By: Brooke Driver

On January 23, OFAC announced that Luxembourg-based Clearstream Banking, S.A. has agreed to pay $151.9 Million for alleged violations of the Iranian Transactions and Sanctions Regulations. OFAC points out that the case is an example of the particular risks faced by intermediaries, custodians and other firms in the international security markets. Apparently Clearstream held an omnibus account at a New York bank, through which the Central Bank of Iran maintained a beneficial ownership interest in 26 corporate and sovereign bonds, with a nominal value of $2.8 billion. In connection to this account, Clearstream exported controlled security-related services to the Iranian bank. One of the main factors, surely, in OFAC’s decision to assign such a large fine was the fact that OFAC officials had previously confronted the Luxembourg bank concerning its relationship with the CBI, and, while the institution assured OFAC that it would cease business relations with the bank, it continued to work with the CBI, simply disguising its activities by utilizing a European bank as a custodian for the CBI’s securities entitlements.

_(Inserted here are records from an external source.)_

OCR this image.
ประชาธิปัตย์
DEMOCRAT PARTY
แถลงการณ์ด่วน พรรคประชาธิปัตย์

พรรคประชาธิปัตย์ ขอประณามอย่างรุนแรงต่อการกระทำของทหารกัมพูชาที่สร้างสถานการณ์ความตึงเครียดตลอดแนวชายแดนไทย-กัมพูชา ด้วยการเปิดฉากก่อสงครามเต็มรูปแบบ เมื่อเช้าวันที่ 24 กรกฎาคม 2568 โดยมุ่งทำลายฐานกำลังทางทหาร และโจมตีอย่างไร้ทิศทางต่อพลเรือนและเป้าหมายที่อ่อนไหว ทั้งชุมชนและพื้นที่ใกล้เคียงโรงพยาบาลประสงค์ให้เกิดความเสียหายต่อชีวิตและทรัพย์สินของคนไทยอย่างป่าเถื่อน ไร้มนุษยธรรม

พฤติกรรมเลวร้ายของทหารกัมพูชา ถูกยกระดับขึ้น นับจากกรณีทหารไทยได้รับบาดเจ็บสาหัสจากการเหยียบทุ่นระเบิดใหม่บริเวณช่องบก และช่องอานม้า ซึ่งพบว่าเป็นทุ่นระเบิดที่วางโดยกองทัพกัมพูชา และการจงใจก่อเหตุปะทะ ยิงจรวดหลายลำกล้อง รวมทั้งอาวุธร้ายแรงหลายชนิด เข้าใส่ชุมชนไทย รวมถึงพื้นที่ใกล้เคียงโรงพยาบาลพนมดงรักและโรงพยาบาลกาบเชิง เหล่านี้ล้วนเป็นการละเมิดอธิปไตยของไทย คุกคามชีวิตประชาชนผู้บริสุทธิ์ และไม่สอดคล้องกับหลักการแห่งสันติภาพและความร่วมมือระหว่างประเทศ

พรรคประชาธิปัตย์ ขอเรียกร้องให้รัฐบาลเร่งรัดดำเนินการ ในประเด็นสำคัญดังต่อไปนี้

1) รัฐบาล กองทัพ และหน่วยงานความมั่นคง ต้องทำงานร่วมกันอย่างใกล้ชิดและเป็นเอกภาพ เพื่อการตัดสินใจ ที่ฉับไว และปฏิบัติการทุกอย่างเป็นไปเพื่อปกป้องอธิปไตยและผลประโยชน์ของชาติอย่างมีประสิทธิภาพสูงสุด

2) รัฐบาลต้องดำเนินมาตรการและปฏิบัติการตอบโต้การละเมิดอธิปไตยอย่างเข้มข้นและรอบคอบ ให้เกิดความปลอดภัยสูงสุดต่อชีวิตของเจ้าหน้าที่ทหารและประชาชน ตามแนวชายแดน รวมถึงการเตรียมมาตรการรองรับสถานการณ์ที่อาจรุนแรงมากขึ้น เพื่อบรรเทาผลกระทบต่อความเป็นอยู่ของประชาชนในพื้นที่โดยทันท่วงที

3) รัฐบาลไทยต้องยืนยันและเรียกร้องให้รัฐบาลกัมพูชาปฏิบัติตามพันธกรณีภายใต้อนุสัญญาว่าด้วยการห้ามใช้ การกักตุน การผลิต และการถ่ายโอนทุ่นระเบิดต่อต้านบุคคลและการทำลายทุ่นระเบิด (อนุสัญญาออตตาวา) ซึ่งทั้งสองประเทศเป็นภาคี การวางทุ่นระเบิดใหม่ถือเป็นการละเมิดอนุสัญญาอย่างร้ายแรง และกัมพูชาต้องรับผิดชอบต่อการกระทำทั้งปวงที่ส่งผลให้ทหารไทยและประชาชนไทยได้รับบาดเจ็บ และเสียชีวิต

Clearly, these violations were committed intentionally, a theory further supported by the fact that Treasury discovered evidence that at least one Clearstream supervisor and one senior executive of the institution possessed knowledge of the illegality of the institution’s actions. OFAC claims that it arrived at the large penalty due to the reckless and egregious nature of the case and the fact that Clearstream did not disclose its violations. However, OFAC greatly reduced the potential fine of $5.6 billion, as the institution has made substantial efforts to improve its compliance program. It’s hard to believe that anyone could be relieved by a nearly $152,000,000 debt, but in this case, I’m sure Clearstream’s officials are feeling just that.